In terms of concordance between the PROFAD-SSI-SF and clinical assessments (such as the PGA, ESSDAI, and Schirmer test), the quantitative analysis revealed no or poor concordance between these measures, whereas there was acceptable concordance between the PROFAD-SSI-SF and other PROs; for example, the oral dryness NRS and ocular dryness NRS. This is comparable with several studies in pSS that have reported only weak or moderate correlations between PRO measures and clinical assessments but relatively high correlations with other PROs [17, 47,48,49,50]. Also, a recent randomized controlled trial found that clinical measures improved with the study drug, whereas ESSPRI and PtGA did not [51]. The consistency of this observation across different PROs and studies points to a disconnect between patients’ and clinicians’ assessments of symptom severity in pSS, rather than patients having difficulties with a particular measure or being inconsistent in their reporting. Altogether, this suggests that the PROFAD-SSI-SF captures patient experiences of the disease that are potentially not well reflected in clinical measures. Therefore, to get a complete picture of patient burden and treatment benefits, it could be beneficial to utilize a complementary measure such as the PROFAD-SSI-SF along with clinical measures.

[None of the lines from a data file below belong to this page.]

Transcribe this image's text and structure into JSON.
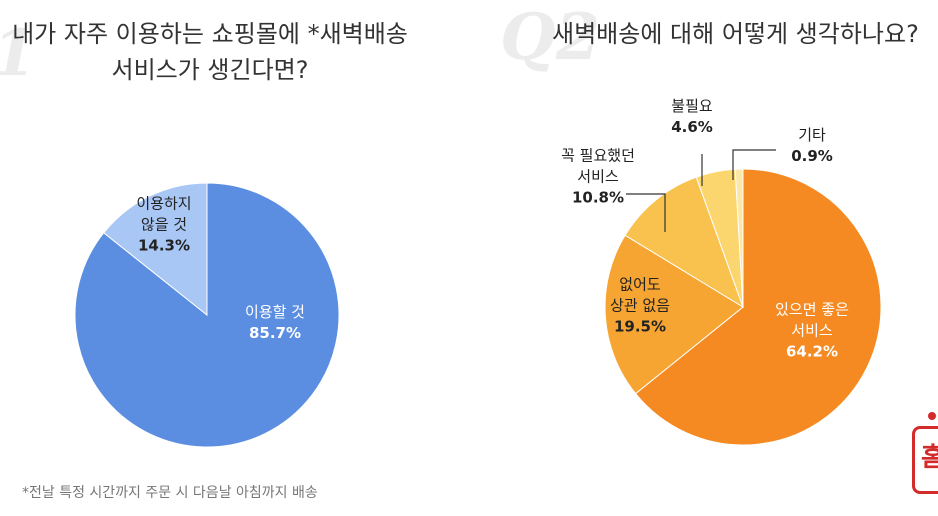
{
  "q1": {
    "number": "1",
    "title_line1": "내가 자주 이용하는 쇼핑몰에 *새벽배송",
    "title_line2": "서비스가 생긴다면?"
  },
  "q2": {
    "number": "Q2",
    "title": "새벽배송에 대해 어떻게 생각하나요?"
  },
  "footnote": "*전날 특정 시간까지 주문 시 다음날 아침까지 배송",
  "stamp": {
    "glyph": "홈"
  },
  "chart_data": [
    {
      "type": "pie",
      "title": "내가 자주 이용하는 쇼핑몰에 *새벽배송 서비스가 생긴다면?",
      "slices": [
        {
          "label_lines": [
            "이용할 것"
          ],
          "value": 85.7,
          "value_label": "85.7%",
          "color": "#5b8ee0"
        },
        {
          "label_lines": [
            "이용하지",
            "않을 것"
          ],
          "value": 14.3,
          "value_label": "14.3%",
          "color": "#a9c7f5"
        }
      ]
    },
    {
      "type": "pie",
      "title": "새벽배송에 대해 어떻게 생각하나요?",
      "slices": [
        {
          "label_lines": [
            "있으면 좋은",
            "서비스"
          ],
          "value": 64.2,
          "value_label": "64.2%",
          "color": "#f58a22"
        },
        {
          "label_lines": [
            "없어도",
            "상관 없음"
          ],
          "value": 19.5,
          "value_label": "19.5%",
          "color": "#f7a532"
        },
        {
          "label_lines": [
            "꼭 필요했던",
            "서비스"
          ],
          "value": 10.8,
          "value_label": "10.8%",
          "color": "#f9c24e"
        },
        {
          "label_lines": [
            "불필요"
          ],
          "value": 4.6,
          "value_label": "4.6%",
          "color": "#fbd56e"
        },
        {
          "label_lines": [
            "기타"
          ],
          "value": 0.9,
          "value_label": "0.9%",
          "color": "#fde7a6"
        }
      ]
    }
  ]
}
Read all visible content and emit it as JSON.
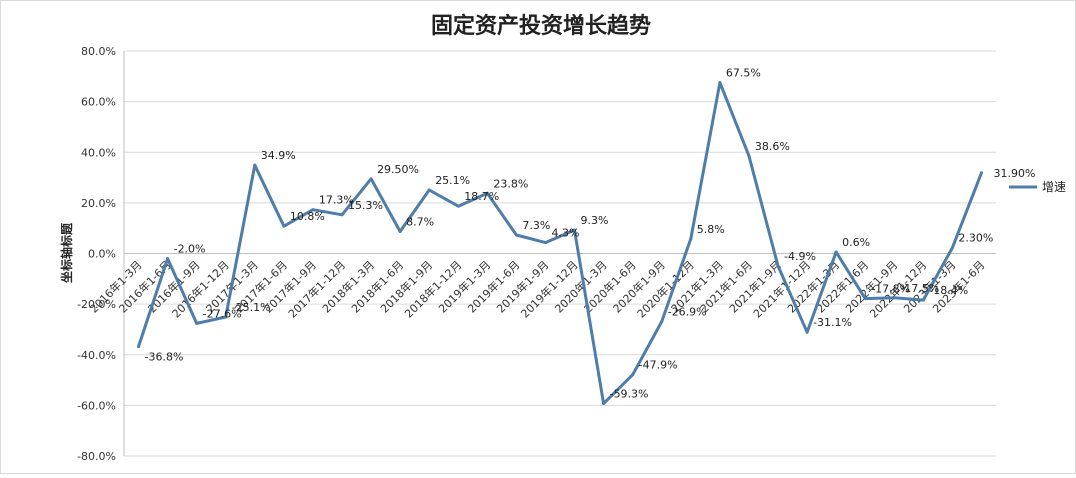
{
  "chart_data": {
    "type": "line",
    "title": "固定资产投资增长趋势",
    "ylabel": "坐标轴标题",
    "xlabel": "",
    "ylim": [
      -80,
      80
    ],
    "ytick_step": 20,
    "ytick_labels": [
      "80.0%",
      "60.0%",
      "40.0%",
      "20.0%",
      "0.0%",
      "-20.0%",
      "-40.0%",
      "-60.0%",
      "-80.0%"
    ],
    "grid": true,
    "legend": "right",
    "categories": [
      "2016年1-3月",
      "2016年1-6月",
      "2016年1-9月",
      "2016年1-12月",
      "2017年1-3月",
      "2017年1-6月",
      "2017年1-9月",
      "2017年1-12月",
      "2018年1-3月",
      "2018年1-6月",
      "2018年1-9月",
      "2018年1-12月",
      "2019年1-3月",
      "2019年1-6月",
      "2019年1-9月",
      "2019年1-12月",
      "2020年1-3月",
      "2020年1-6月",
      "2020年1-9月",
      "2020年1-12月",
      "2021年1-3月",
      "2021年1-6月",
      "2021年1-9月",
      "2021年1-12月",
      "2022年1-3月",
      "2022年1-6月",
      "2022年1-9月",
      "2022年1-12月",
      "2023年1-3月",
      "2023年1-6月"
    ],
    "series": [
      {
        "name": "增速",
        "color": "#4f7da9",
        "values": [
          -36.8,
          -2.0,
          -27.6,
          -25.1,
          34.9,
          10.8,
          17.3,
          15.3,
          29.5,
          8.7,
          25.1,
          18.7,
          23.8,
          7.3,
          4.3,
          9.3,
          -59.3,
          -47.9,
          -26.9,
          5.8,
          67.5,
          38.6,
          -4.9,
          -31.1,
          0.6,
          -17.8,
          -17.5,
          -18.4,
          2.3,
          31.9
        ],
        "labels": [
          "-36.8%",
          "-2.0%",
          "-27.6%",
          "-25.1%",
          "34.9%",
          "10.8%",
          "17.3%",
          "15.3%",
          "29.50%",
          "8.7%",
          "25.1%",
          "18.7%",
          "23.8%",
          "7.3%",
          "4.3%",
          "9.3%",
          "-59.3%",
          "-47.9%",
          "-26.9%",
          "5.8%",
          "67.5%",
          "38.6%",
          "-4.9%",
          "-31.1%",
          "0.6%",
          "-17.8%",
          "-17.5%",
          "-18.4%",
          "2.30%",
          "31.90%"
        ]
      }
    ]
  }
}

The ESSDAI and the ESSPRI were developed to measure disease activity and key pSS symptoms, respectively, in clinical trials, and have become commonly used when investigating the effectiveness of new therapies [48, 52, 53]. While the ESSPRI uses a single visual analogue scale per symptom or concept, the multi-question PROFAD-SSI-SF may reveal more information while being of an appropriate length for use as an outcome measure in clinical trials.

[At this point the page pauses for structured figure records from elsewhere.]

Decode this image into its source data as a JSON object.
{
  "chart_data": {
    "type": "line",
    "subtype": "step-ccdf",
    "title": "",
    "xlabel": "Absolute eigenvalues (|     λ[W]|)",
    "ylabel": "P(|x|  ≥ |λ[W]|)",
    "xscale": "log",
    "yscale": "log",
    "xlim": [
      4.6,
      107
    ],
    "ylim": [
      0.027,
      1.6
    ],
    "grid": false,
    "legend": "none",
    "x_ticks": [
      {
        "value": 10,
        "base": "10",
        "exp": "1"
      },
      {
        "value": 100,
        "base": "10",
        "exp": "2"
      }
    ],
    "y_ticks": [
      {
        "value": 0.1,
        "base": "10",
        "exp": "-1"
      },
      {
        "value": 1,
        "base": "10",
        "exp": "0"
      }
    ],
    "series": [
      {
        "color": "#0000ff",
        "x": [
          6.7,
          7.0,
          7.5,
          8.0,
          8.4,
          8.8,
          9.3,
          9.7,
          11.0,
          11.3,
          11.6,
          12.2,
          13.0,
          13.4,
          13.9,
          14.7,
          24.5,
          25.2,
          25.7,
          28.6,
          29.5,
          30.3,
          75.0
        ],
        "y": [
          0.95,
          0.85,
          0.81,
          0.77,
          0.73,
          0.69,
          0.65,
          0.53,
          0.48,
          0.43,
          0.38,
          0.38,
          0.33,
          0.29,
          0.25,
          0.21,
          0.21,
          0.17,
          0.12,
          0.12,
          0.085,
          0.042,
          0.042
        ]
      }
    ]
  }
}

This study has some limitations. The secondary analysis of the CE discussion forum was performed on a pre-existing dataset, making it impossible to ask follow-up questions, and furthermore, the sample size of the phase 2 trial was based on the primary study objective (to investigate safety and tolerability); therefore, it was not sized for the purpose of the current quantitative analyses. In addition, the method used to collect CE discussion forum data meant that consistent information was not always collected for all participants. Nonetheless, analysis confirmed that saturation of concepts was achieved. In addition, the KOL interviews served to add information and insight to the outcomes of the discussion forum. The test–retest reliability results should be interpreted with caution due to the relatively long 6-month time interval between test and retest, which is longer than typically applied in psychometric validations of PROs [54]. Given this longer time interval, few patients would be expected to remain stable in a clinical trial setting. As expected, only a small number of patients met the criteria for stability, and those analyses were underpowered due to small sample sizes, increasing the likelihood of imprecise ICC estimates.

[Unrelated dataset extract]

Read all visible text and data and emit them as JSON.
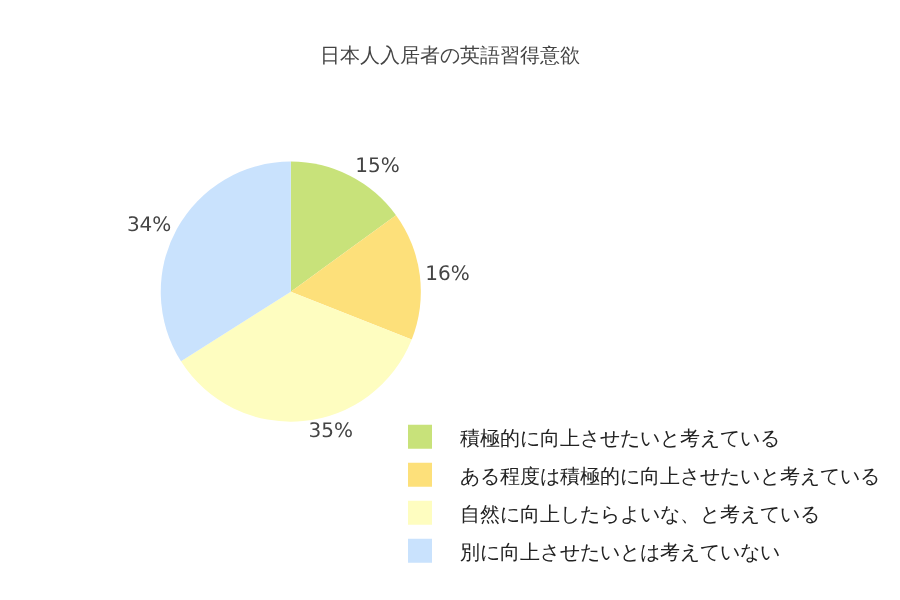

Despite some limitations, results from this study provide valuable information from a patient perspective about dryness, pain, and fatigue associated with pSS. Moreover, it has been argued that randomized controlled trials should use specific and validated definitions of endpoints and use evidence-based selection of the most treatment-responsive pSS domains [55]. The results presented here support the use of the PROFAD-SSI-SF in such clinical trials.

Conclusions

Findings from this study support the content validity and measurement properties of the PROFAD-SSI-SF, a fit-for-purpose PRO measure appropriate for use among patients with pSS in clinical trials supporting drug development. The content validity of PROFAD-SSI-SF was further demonstrated by the final disease model, where it was confirmed that PROFAD-SSI-SF assessed the most relevant and important concepts to patients with pSS. The results of this study highlight the importance of including PRO measures such as the PROFAD-SSI-SF in clinical trials and clinical practice, as clinical ratings are not sufficient by themselves to capture patient health and treatment benefit.